Looking specifically at San Diego as an example, the pilot program costs in Fiscal Year 2014 totaled $1.62 million. During that year, the program provided representation for 1,280 eviction cases, resulting in a cost per case of $1,325. The report also estimates that it cost $2,850 for a household to secure a new rental unit, which occurred in three quarters of cases in the Shriver Report’s randomized case assignment outcome assessment. That equates to about $2.74 million in additional costs borne exclusively by renters who still had to move as part of settlement agreements or risks that policymakers will consider the next step of mandating relocation costs financed by housing providers.

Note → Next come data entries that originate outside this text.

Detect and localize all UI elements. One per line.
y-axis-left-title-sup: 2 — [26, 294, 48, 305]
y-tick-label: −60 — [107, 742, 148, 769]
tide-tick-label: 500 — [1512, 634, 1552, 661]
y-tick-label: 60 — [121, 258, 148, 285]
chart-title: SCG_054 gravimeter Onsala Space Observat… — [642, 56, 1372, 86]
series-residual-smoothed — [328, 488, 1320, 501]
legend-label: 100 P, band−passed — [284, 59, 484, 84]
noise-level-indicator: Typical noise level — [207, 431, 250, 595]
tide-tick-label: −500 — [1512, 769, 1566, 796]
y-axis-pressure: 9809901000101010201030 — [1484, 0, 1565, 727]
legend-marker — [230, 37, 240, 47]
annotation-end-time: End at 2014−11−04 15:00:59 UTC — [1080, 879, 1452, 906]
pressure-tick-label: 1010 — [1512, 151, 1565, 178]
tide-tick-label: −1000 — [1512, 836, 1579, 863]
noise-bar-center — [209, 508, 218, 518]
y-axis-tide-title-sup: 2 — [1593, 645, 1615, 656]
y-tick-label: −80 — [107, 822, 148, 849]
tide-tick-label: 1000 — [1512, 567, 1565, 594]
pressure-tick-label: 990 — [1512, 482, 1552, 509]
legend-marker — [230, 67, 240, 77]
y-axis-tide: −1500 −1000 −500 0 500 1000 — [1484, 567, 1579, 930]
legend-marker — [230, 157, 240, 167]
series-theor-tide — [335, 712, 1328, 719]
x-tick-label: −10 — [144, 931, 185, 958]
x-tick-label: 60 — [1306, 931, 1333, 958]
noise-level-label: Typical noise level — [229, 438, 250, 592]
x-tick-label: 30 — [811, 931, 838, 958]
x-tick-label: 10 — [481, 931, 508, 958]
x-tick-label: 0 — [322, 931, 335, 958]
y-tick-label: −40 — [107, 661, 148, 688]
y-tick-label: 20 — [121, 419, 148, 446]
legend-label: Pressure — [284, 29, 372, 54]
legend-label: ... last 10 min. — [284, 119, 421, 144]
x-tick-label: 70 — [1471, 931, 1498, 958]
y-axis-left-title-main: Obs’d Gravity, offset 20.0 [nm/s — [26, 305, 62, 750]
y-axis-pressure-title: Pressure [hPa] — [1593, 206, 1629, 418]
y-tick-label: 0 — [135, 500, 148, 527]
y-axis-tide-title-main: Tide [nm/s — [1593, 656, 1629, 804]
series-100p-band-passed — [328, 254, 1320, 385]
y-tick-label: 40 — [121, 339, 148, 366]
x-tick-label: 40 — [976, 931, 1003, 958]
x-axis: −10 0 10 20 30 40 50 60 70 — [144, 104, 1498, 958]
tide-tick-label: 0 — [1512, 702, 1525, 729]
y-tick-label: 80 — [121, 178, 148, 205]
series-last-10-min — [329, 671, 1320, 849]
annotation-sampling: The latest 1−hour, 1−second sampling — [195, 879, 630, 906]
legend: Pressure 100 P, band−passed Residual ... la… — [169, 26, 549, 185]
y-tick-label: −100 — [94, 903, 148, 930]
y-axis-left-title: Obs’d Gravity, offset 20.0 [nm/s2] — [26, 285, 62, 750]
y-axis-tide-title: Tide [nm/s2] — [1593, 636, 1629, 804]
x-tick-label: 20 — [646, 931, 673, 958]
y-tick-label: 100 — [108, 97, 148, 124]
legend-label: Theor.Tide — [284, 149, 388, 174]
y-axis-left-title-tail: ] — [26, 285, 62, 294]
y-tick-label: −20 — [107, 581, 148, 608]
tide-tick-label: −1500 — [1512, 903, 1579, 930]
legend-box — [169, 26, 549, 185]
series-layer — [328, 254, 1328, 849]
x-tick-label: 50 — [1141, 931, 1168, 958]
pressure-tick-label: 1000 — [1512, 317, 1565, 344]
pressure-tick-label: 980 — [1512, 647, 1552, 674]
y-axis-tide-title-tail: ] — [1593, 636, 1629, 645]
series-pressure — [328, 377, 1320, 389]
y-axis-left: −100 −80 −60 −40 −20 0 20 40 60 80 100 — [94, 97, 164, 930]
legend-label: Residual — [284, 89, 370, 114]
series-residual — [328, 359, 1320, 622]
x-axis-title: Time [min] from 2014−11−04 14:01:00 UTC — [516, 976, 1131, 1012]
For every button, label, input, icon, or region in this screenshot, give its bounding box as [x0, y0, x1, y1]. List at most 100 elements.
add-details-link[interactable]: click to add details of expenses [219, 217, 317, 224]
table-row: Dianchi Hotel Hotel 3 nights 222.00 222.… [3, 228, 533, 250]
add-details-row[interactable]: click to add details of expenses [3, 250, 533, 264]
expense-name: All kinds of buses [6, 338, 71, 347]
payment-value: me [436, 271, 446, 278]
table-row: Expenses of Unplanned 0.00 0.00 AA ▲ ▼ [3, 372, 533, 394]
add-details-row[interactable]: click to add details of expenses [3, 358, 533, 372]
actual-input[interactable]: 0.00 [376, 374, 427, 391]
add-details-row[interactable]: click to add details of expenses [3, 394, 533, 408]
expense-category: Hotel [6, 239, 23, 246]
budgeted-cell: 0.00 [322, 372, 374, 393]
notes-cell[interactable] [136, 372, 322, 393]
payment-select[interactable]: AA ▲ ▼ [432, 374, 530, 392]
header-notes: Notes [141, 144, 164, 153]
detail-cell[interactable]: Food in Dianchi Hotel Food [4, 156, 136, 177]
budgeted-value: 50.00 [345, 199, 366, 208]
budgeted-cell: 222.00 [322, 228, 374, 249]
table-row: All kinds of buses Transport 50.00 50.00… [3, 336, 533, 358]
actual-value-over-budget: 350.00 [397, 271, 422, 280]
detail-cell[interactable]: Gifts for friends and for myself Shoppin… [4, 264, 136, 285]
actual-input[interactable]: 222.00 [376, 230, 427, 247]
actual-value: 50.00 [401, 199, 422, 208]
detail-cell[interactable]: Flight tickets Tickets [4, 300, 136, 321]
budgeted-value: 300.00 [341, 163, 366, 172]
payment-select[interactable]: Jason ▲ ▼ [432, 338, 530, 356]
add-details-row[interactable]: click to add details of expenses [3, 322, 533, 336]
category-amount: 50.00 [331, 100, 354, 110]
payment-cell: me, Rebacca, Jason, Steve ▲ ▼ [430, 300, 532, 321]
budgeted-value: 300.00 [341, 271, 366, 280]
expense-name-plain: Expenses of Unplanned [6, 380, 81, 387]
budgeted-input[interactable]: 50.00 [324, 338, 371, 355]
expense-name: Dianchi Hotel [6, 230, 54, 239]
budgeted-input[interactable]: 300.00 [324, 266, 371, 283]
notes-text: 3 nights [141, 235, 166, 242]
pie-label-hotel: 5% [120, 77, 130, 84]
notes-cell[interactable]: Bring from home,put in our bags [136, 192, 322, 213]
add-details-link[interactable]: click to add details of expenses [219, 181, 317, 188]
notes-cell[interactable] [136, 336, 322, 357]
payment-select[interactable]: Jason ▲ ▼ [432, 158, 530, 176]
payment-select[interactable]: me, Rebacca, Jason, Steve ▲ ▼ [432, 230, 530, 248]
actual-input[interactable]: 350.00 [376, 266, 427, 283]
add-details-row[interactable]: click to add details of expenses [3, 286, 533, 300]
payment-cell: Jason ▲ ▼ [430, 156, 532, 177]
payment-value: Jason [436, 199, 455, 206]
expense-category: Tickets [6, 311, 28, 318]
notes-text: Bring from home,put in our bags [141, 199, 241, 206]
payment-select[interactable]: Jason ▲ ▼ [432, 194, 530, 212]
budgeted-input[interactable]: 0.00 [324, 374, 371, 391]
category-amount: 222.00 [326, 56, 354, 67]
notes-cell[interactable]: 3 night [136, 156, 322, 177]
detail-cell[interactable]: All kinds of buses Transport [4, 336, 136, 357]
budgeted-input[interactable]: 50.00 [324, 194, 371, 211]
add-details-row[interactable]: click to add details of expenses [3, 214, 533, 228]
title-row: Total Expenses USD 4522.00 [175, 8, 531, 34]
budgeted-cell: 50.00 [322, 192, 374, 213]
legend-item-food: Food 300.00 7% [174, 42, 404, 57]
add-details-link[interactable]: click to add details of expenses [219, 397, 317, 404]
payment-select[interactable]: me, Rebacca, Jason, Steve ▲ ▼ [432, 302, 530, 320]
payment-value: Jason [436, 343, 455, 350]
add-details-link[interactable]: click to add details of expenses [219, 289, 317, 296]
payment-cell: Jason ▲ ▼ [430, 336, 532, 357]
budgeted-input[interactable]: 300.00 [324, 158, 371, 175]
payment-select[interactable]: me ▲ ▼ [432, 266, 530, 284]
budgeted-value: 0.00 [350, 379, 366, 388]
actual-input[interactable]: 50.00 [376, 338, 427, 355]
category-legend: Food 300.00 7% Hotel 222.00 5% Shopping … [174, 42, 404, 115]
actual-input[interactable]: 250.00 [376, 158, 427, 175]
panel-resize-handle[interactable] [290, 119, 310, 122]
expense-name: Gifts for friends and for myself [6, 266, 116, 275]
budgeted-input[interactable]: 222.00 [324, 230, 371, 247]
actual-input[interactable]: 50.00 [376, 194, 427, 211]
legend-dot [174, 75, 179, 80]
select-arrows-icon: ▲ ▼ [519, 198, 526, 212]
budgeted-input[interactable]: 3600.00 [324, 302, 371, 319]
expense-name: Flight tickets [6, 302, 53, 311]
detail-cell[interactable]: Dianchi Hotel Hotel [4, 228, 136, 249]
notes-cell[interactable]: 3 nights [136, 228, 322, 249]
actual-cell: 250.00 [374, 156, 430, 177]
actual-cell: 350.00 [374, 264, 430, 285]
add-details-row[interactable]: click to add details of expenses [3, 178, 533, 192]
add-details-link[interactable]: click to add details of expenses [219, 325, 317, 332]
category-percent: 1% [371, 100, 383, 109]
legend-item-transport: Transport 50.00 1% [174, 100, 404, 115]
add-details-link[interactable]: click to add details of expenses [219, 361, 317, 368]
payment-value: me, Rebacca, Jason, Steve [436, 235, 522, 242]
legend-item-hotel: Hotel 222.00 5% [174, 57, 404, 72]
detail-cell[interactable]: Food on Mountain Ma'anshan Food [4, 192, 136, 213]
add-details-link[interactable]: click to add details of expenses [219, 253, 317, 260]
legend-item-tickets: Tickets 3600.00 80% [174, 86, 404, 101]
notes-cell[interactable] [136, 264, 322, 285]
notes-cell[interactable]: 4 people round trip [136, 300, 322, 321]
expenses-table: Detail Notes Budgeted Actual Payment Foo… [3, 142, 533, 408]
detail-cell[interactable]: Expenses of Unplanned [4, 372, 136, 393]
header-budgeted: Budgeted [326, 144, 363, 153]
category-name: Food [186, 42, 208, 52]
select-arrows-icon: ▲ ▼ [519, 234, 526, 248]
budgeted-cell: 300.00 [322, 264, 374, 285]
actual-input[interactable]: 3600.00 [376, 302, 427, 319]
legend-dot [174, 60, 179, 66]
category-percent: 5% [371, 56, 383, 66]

As an alternative to funding legal representation, the city could have funded emergency rental assistance for every household in FY14 to cover their rental debt before the matter ever made it to eviction court. This would have cost about $1.2 million and avoided renters having to pay the cost to move into a new unit and protects housing providers and renters’ constitutional right to access the court system through the established process to adjudicate landlord and tenant disputes. Connecting renters to assistance resources before initial default notices would be an efficient way to address rental arrearages and prevent displacement.

Using the same data, one can roughly estimate how much it would cost per household to supply a renter with a tenant-based housing voucher. Voucher programs require households to put only 30 percent of their income toward rent, subsidizing the remaining cost. The 30 percent income benchmark is the standard used by HUD to determine if the cost of housing is affordable to a renter. Using the above income and rental statistics, the cost of subsidizing the median household served by Shriver housing programs in San Diego for one year would be $6,351.60.[4] That is much more expensive than either providing legal representation or rental assistance, but it would create durable housing stability for renters by reducing their housing costs and significantly reducing the likelihood of future homelessness. This in turn would drastically reduce homeless shelter costs, a downstream benefit often attributed to right to counsel programs.[5]

The proponents of right to counsel claim that universal access to legal representation should be the implementation goal of policymakers to ensure housing stability of low-income renters. However, as the rough calculations above show, the cost to provide emergency rental assistance is similar and avoids forcing renters to come up with upfront costs for new housing arrangements, while tenant-based subsidies cost more but create durable housing stability. Policymakers should avoid the band-aid approach of funding legal representation for renters in eviction court and instead pursue a blend of funding for tenant-based housing subsidies and emergency rental assistance. These policies in tandem would mitigate the consequences of eviction for a greater proportion of renters and bolster housing stability in communities across the country.

For more information about eviction policy, visit NAA's policy issue page or contact Alex Rossello, NAA's Manager of Public Policy. 

 

[3] Calculation based on median rent of $950 for San Diego renters served by the Shriver Program in FY14, assumption each renter is behind by one month’s rent at the time rental assistance is provided.

[4] Calculation based on median household income of $960 for San Diego Renters served by the Shriver Program in FY14.

[5] This is an argument often made by Stout, a global investment bank and advisory firm often retained by legal aid and right to counsel advocacy groups to produce economic impact analysis of right to counsel programs.